Como é feliz aquele que levanta
Seu espírito a Deus, e com fé pura,
No meio da tormenta,
Que o mundo sem cessar contra nós arma,
Do céu auxílio espera,
Enquanto sem conforto, entregue à raiva,
Blasfema o ímpio contra Deus, e os homens.
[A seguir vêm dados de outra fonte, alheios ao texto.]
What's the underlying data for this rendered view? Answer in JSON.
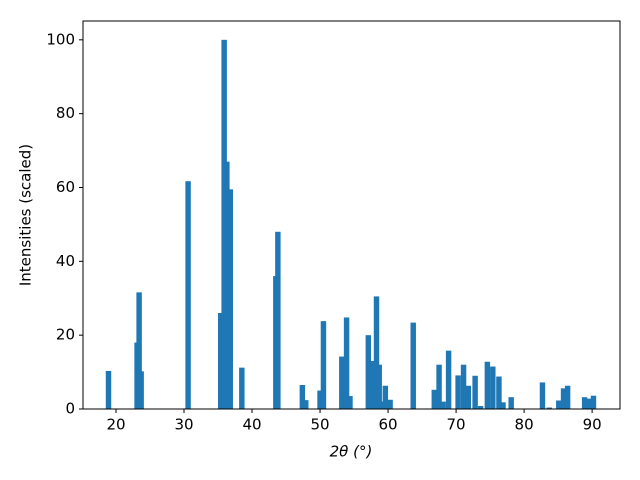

Feliz quem assoberba a iníqua sorte;
E, para o consolar, acha a virtude,
Que benéfica brilha,
Como em negra soidão plácido lume
Alma esperança gera, prometendo
Asilo ao peregrino afadigado.
Feliz, feliz mil vezes, quem tranqüilo
Não ouve o apuridar da consciência,
E um só crime exprobrar-lhe!
E no leito da paz, ou na masmorra,
Não vê punhais em sonhos, nem fantasmas.
Mesmo quando os ruins dores lhe causem,
Como Guatemosino atado, e posto
Sobre estendidas, chamejantes brasas,
Com os olhos no céu, sereno exclama:
Num leito estou de rosas!
Entre afiadas rodas, açoutado
Com lâminas de ferro;
Na cadeia, no circo, e na fogueira,
Ou alvo da calúnia,
O justo não stá só, Deus é com ele.
Cadeias, circo, infâmia, fogo, e morte,
Tudo supera o justo.
Como as nuvens pejadas de vapores
Exalados da terra
Do coruscante sol a face cobrem,
E por um pouco a Natureza enlutam;
Mas depois da tremenda tempestade,
De mais belo cetim o céu se arreia,
E o sol raios dardeja mais brilhantes,
Assim depois da angústia, e da calúnia
A inocência triunfa acrisolada.
Ah! não nos lamentemos;
Que quanto mais se sofre mais se alcança.
A dor só para o iníquo é um tormento.
De Zeno as leis seguindo,
Como se a não sentíssemos, vivamos;
Deus existe, e nos vê; Deus só nos julga.